You cannot run the compiler on the slaves, because they might each
evaluate the record differently, as they are coping with different network
conditions (such as lost packets, etc). In that case, they would each tell
a different "truth" than each other and than the master server. In that
case they would no longer be authoritative.
Now, having the master zone server respond to queries that require it to
do calculations of any kind is an absolute no-no. That is because no
matter how big the zone is (yahoo, rr, whatever), there is only one
master. Ok, there may be a couple, but their job is not to respond to
queries, but to 'hold the authority'. The slaves are for responding to queries.
I would also say the slaves are the right machines on which to do whatever
complex lookups are needed to answer a query. The owners of those machines
are the only ones who will make the tradeoff of cost vs desired complexity.
So doing what you propose would require the DNS system to be turned upside
down. The justification of SPF is just not good enough.
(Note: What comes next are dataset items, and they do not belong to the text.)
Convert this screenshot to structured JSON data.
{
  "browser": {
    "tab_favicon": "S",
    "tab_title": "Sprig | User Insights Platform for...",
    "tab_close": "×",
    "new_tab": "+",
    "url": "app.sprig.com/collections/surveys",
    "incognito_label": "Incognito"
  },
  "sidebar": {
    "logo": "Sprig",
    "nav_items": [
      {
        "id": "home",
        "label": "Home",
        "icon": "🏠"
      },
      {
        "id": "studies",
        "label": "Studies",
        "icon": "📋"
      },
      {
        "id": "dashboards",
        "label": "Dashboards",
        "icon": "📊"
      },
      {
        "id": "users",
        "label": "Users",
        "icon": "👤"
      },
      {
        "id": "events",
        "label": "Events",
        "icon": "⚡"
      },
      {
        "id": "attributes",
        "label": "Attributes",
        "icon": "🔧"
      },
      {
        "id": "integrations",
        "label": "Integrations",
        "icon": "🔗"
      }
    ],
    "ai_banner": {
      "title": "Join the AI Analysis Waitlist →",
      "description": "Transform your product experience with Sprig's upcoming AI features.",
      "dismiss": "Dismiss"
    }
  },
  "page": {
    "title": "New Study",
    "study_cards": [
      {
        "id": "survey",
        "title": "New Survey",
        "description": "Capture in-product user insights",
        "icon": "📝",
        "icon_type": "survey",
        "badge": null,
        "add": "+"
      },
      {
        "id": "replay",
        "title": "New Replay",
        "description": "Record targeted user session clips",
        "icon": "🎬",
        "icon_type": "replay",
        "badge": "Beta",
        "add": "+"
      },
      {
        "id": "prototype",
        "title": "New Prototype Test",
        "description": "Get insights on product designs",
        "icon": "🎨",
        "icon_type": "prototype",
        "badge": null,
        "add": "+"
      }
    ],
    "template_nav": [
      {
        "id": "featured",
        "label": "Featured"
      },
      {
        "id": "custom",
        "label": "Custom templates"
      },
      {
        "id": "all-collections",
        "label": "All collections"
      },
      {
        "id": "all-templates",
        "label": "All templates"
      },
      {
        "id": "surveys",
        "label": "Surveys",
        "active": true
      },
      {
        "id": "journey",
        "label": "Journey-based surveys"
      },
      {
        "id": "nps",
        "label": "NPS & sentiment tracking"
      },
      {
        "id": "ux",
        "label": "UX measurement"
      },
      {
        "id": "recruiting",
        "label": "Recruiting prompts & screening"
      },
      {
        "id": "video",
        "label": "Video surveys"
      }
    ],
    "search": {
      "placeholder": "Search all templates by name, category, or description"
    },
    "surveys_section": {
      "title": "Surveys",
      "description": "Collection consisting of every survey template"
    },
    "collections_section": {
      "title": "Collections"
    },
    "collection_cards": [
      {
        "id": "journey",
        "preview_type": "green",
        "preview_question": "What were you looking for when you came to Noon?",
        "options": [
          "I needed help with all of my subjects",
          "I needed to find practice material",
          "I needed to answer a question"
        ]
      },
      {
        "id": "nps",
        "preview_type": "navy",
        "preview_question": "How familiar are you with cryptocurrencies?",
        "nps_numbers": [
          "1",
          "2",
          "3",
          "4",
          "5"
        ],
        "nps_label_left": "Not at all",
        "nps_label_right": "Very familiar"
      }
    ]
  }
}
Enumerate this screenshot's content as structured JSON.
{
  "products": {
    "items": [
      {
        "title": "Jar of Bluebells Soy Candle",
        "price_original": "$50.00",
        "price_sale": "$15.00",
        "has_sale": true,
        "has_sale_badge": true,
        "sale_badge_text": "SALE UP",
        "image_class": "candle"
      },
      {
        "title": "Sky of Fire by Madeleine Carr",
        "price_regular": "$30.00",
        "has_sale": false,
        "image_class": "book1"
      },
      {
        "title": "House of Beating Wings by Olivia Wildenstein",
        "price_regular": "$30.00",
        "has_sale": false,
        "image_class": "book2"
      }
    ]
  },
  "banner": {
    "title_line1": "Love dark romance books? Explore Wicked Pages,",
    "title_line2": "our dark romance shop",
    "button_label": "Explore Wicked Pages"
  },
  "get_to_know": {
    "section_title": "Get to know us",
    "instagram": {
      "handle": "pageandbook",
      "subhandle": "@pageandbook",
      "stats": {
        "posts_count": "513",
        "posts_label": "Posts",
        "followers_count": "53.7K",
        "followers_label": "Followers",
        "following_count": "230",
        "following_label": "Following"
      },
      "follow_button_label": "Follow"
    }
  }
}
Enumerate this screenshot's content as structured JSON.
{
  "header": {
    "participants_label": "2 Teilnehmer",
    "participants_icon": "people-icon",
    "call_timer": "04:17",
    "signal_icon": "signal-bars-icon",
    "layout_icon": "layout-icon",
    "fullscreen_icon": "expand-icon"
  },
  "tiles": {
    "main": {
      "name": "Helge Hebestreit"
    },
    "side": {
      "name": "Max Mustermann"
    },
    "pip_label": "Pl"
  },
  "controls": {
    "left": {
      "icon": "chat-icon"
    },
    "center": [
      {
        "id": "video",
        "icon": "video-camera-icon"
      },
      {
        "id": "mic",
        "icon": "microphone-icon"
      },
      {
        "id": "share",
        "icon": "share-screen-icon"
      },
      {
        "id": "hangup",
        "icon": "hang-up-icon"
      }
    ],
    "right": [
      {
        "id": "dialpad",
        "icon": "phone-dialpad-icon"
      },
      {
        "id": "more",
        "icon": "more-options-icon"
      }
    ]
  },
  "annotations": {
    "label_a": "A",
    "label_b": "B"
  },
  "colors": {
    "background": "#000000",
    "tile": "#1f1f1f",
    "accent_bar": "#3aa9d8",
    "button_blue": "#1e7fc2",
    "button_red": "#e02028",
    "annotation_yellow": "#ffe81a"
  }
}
I don't see how this turns anything upside down. DNS is supposed to be
decentralized. If complex lookups are necessary, having a bunch of slave
servers do the work on behalf of a master server is consistent with
decentralization.
Let's estimate the worst-case load on DNS if we say "no lookups, one packet
only in any response". I'm guessing 90% of domains will provide a simple,
compiled, cachable, list of IP blocks. This is as good as it gets, with
the possible exception of a fallback to TCP if the packet is too long. The
10% with really complex policies may have a big burden from queries and
computations within their own network, but what goes across the Internet is
a simple UDP packet with a PASS or FAIL.
That response is not cacheable, but lets compare the added load to some
other things that happen with each email. Setting up a TCP connection is a
minimum of three packets. SMTP takes two packets for the HELO and
response. MAIL FROM is another two. Then we need two for the
authentication. At that point we can send a reject (one packet) and
terminate the connection (4 packets).
Looks to me like the additional load on DNS is insignificant for normal
mail, and only a few percent of the minimum traffic per email in a DoS
storm. Also, the additional load is primarily on the domain with the
expensive SPF records, where it should be. Even if this were a spammer
domain, and they weren't *really* doing any internal lookups, the load on
their DNS server is two packets for every additional two-packet load on the
vitims. No amplification factor here.
How about this: All SPF records SHOULD be compiled down to a list of
IPs. If you need more than that, then do as much as you like, but give
the client a simple PASS or FAIL. Most domains will then say "Here is
our list of IPs. Don't ask again for X hours." Only a few will say "Our
policy is so complex, you can't possibly understand it. Send us every IP
you want checked."
That's exactly what the exists:{i}.domain does. It tells the domain about
every IP it wants checked, and the server checks it. Unfortunately, it is
extremely expensive because it's AGAU.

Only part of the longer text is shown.